A few years later, Guerra led an army of four hundred Florentine Guelphs, aided by the cavalry, in the reclaiming of Florentine from the Ghibellines, which culminated in the Battle of Benevento in 1266. In this battle, the Florentine Guelphs, helped by Anjou cavalry, succeeded in defeating the Ghibellines. In battle, they killed King Manfred, and thus reclaimed Florence.

=== Final Years ===
After the Battle of Benevento, Guerra continued to participate in the politics of Florence. He advocated for the inclusion of the middle class (popolo) in the city governance, but this reform was firmly ostracized and eventually revoked due to the pressure of the papal curia. Having reached the end of his life, Guerra died in 1272 in his castle in Montevarchi, near Arezzo.

== In Dante's Divine Comedy ==
Guerra appears as a character in Dante’s Divine Comedy in Inferno, Canto XVI, when Dante and Virgil encounter those punished for sins of sodomy. Guido appears accompanied by fellow Sodomites, Tegghiaio Aldobrandi and Iacopo Rusticucci, who speaks for all three.

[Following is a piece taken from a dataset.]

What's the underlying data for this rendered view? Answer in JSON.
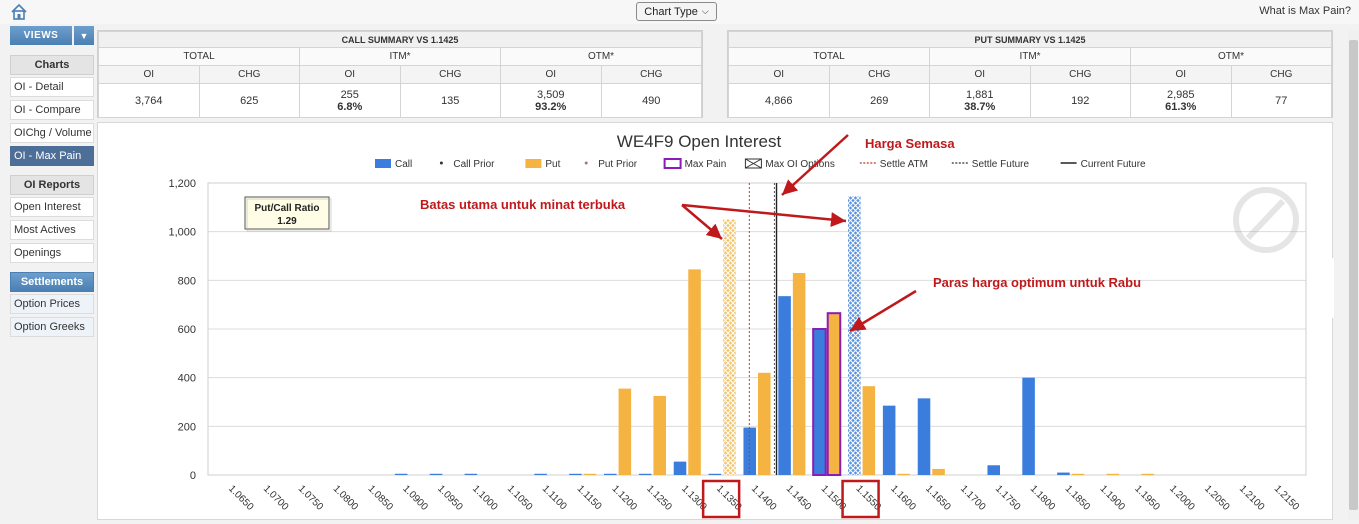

According to Dante and medieval Christian views of sexuality, the Sodomites sinned against nature, using practices designed for reproduction for other uses and pleasure. Sinners are not punished for homosexuality, but instead for sodomy, evidenced by the presence of homosexuals in Purgatory. As such, their punishment is to run around on burning sand as they were unable to obey God's commandments regarding reproduction, misusing it for their own pleasure. They run under a rain of fire, a reflection upon the unnatural nature of their acts.

Dante grants Guerra, Aldobrandi, and Rusticucci a measure of respect, and is moved by their suffering. He portrays them "good" men condemned to Hell.